Is homebuying activity about to ramp up?

Mortgage rates hit 11-month low, sparking jump in applications

US mortgage applications saw a 9.2% increase last week, as falling rates amid a softening labor market drove the strongest borrower demand since 2022, according to the latest data from the Mortgage Bankers Association (MBA).

Mortgage rates continued their downward trend for the second consecutive week, driven by lower Treasury yields and indications of a softening labor market. The 30-year fixed rate dropped to 6.49%, the lowest since October 2024 after a 20-basis-point decline over two weeks. This rate movement spurred the strongest borrower demand since 2022, with both purchase and refinance applications increasing.

Joel Kan, MBA’s vice president and deputy chief economist, added, “Purchase applications increased to the highest level since July and continued to run more than 20 percent ahead of last year’s pace. There was also a pickup in ARM applications, both in terms of level and share, as ARM rates were considerably lower than fixed rate loans, which typically benefits homebuyers.”

Despite lower rates, Americans still struggle with housing affordability. A recent Realtor.com report found that as of August, only 28% of homes on the market were affordable for the average US household, down from from 55.7% in 2019. The maximum affordable home price for a median-income household has fallen to $298,000, a decrease of nearly $30,000 since 2019, when it stood at $325,000.

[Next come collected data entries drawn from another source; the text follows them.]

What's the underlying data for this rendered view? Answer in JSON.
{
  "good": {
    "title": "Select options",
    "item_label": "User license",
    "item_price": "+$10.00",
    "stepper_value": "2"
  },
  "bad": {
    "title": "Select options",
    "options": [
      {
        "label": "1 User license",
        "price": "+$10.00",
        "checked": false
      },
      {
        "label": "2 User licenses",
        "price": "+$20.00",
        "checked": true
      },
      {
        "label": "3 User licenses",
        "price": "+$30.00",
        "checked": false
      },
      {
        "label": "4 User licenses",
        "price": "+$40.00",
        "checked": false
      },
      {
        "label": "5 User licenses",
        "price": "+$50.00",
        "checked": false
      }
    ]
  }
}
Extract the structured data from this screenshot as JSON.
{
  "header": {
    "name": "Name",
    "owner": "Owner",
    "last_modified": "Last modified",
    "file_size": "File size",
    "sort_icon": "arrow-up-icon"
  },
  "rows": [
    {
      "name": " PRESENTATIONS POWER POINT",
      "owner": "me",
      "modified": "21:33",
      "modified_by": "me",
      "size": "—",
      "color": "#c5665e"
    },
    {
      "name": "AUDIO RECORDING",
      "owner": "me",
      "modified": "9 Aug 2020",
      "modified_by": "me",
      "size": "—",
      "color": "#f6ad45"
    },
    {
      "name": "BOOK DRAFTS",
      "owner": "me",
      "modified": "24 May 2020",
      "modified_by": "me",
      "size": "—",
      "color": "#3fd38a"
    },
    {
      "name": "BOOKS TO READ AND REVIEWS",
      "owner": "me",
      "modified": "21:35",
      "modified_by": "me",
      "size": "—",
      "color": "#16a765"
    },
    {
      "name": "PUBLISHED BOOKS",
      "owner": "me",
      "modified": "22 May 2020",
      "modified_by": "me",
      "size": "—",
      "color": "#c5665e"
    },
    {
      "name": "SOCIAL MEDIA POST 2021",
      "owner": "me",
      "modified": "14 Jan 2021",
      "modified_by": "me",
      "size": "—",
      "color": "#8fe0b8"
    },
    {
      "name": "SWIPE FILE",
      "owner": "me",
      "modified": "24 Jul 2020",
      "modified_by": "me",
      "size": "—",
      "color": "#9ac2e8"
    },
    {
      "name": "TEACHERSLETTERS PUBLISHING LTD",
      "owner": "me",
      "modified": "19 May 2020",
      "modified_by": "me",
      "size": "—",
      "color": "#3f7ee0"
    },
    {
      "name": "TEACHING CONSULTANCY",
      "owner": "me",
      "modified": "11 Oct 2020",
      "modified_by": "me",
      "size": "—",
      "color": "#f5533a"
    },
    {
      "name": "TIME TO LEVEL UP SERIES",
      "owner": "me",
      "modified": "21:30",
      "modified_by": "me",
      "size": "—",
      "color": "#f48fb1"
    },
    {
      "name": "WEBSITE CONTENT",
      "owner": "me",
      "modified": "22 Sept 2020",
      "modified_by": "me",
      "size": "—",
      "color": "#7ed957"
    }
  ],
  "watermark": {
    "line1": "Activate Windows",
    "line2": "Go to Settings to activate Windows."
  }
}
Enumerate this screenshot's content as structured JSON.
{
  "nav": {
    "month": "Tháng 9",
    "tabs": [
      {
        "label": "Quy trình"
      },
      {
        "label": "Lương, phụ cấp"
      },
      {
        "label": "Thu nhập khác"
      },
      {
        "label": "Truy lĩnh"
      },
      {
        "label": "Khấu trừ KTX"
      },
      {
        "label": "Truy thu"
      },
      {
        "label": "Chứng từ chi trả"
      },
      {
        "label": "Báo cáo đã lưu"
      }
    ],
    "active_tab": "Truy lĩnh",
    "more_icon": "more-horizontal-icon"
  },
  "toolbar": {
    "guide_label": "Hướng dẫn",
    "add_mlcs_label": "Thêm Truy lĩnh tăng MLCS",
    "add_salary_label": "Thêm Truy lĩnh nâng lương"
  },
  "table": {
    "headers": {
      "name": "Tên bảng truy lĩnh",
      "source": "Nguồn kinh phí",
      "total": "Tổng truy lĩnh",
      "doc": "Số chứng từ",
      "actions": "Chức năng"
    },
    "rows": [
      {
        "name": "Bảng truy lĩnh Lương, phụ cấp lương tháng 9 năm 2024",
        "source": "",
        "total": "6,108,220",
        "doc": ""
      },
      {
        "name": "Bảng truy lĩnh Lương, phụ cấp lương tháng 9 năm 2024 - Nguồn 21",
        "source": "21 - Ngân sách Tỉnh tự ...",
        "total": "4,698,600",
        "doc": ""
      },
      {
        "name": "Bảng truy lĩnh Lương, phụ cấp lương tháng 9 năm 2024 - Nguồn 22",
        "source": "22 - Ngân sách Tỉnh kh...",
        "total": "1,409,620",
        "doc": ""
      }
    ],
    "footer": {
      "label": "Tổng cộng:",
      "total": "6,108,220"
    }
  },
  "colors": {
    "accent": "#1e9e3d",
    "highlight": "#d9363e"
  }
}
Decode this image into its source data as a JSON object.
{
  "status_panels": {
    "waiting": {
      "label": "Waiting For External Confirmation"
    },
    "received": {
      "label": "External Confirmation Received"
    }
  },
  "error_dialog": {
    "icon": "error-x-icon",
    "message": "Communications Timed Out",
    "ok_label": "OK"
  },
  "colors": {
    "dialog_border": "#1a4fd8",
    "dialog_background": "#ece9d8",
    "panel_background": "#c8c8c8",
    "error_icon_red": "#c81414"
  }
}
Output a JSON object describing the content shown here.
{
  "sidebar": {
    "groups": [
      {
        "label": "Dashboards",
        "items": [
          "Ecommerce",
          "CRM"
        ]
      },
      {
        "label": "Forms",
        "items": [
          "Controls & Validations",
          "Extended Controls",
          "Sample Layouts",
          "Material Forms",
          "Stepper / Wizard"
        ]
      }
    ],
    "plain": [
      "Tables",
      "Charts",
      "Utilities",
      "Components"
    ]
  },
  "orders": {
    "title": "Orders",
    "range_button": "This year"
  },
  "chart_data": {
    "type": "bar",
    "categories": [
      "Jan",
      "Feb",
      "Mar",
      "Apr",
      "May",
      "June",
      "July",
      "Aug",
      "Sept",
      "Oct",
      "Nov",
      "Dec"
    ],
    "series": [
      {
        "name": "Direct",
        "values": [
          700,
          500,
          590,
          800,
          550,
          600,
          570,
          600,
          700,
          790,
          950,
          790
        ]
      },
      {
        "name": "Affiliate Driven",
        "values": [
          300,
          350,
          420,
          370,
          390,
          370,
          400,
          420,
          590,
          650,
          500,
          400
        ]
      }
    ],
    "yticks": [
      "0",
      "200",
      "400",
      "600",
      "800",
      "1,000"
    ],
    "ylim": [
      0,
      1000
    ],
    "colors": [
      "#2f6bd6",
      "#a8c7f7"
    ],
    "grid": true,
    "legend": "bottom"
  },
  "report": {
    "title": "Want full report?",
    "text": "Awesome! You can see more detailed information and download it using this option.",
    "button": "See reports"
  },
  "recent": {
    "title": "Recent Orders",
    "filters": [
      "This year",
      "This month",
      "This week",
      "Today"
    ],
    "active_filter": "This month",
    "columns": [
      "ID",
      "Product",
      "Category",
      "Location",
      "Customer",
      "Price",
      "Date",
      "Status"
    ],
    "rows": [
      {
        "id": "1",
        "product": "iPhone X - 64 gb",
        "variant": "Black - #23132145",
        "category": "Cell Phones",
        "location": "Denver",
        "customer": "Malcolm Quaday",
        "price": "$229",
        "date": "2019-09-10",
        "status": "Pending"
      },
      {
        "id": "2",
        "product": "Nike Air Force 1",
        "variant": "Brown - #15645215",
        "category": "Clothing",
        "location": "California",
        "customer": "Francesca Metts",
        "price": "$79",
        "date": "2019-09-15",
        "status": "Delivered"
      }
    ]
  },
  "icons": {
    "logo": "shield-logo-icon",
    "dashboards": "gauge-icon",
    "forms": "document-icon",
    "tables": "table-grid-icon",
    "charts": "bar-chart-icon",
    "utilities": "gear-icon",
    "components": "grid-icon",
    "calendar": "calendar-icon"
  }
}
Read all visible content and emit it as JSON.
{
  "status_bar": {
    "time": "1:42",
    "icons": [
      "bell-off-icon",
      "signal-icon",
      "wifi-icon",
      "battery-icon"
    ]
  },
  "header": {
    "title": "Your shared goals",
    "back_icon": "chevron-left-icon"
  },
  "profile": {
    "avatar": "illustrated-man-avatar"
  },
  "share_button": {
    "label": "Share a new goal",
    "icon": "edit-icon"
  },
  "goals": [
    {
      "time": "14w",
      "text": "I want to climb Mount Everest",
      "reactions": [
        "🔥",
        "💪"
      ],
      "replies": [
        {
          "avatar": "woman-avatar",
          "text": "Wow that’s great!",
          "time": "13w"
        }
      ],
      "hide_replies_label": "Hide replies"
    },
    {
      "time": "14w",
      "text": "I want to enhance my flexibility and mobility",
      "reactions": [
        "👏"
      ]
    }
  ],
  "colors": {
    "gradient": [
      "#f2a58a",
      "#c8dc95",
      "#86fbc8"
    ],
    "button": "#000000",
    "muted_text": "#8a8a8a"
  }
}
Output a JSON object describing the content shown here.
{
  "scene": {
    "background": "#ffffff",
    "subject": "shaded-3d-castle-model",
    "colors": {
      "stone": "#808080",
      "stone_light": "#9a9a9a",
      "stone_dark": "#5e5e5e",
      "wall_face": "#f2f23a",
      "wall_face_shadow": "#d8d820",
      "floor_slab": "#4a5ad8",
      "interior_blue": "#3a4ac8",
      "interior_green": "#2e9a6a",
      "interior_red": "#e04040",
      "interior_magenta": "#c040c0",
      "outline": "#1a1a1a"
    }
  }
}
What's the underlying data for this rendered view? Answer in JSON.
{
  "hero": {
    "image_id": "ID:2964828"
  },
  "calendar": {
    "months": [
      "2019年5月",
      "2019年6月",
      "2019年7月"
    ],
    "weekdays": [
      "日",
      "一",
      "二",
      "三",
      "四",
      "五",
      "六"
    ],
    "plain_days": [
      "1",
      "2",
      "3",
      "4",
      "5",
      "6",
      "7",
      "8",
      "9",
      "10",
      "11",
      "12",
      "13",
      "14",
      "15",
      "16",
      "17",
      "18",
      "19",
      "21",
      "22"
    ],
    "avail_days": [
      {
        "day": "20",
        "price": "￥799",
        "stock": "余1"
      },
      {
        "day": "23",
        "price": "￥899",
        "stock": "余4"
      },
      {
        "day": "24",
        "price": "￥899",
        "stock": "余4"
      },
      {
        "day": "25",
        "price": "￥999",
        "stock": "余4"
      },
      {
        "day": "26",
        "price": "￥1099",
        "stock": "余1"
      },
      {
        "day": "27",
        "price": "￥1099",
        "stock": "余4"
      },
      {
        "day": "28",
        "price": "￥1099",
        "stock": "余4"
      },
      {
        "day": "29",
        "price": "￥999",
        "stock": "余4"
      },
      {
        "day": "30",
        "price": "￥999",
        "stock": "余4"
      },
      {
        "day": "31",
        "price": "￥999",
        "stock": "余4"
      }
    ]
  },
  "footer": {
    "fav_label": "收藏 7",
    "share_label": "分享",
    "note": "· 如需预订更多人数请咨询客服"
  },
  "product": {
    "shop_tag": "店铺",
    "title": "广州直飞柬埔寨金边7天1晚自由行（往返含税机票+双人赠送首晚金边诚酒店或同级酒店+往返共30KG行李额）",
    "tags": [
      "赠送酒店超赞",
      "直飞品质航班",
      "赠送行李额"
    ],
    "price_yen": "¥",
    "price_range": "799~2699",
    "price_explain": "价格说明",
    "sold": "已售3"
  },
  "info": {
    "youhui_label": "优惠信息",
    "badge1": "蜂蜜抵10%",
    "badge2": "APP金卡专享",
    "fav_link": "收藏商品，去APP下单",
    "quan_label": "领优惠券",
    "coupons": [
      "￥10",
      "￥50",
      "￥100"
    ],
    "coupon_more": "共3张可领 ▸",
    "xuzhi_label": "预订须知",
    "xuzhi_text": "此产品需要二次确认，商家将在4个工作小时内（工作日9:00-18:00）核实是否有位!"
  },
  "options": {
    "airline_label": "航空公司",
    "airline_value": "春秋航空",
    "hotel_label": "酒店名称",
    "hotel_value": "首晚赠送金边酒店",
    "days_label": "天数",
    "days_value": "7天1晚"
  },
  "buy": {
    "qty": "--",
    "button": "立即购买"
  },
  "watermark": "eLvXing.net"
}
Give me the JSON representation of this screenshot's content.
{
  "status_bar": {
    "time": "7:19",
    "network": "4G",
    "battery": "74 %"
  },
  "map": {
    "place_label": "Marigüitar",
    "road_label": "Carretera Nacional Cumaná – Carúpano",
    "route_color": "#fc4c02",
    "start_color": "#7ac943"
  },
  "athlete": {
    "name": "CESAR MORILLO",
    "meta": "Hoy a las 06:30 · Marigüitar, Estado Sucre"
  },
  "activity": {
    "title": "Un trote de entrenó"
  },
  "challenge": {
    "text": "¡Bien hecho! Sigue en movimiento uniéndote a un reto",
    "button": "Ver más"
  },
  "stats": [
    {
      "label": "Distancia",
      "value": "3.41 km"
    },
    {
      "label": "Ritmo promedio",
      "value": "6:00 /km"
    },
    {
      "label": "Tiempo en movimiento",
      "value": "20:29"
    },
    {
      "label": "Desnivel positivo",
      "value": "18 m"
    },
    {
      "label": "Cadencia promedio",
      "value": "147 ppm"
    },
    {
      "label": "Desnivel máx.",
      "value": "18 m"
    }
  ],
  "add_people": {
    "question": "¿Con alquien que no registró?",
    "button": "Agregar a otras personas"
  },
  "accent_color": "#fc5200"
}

Meanwhile, refinance activity led the gains, with the Refinance Index up 12% from the previous week and 34% higher than the same period last year. “The holiday-adjusted refinance index had its strongest week in a year and the average loan size for refinances also increased significantly, since borrowers with large loans are more sensitive to bigger rate moves. Refinance applications accounted for almost 49 percent of all applications last week,” Kan explained.

The share of adjustable-rate mortgage (ARM) applications also rose, reaching 9.2% of total activity. Meanwhile, the FHA share of applications dipped to 18.5% from 19.9%, while the VA share climbed to 15.3% from 13.8%. The USDA share edged up to 0.6%.

Average rates for 30-year fixed mortgages with conforming balances fell to 6.49%, while jumbo loans dropped to 6.44%. FHA-backed 30-year fixed rates decreased to 6.27%. The 15-year fixed rate slipped to 5.70%, and the 5/1 ARM rate fell to 5.77%.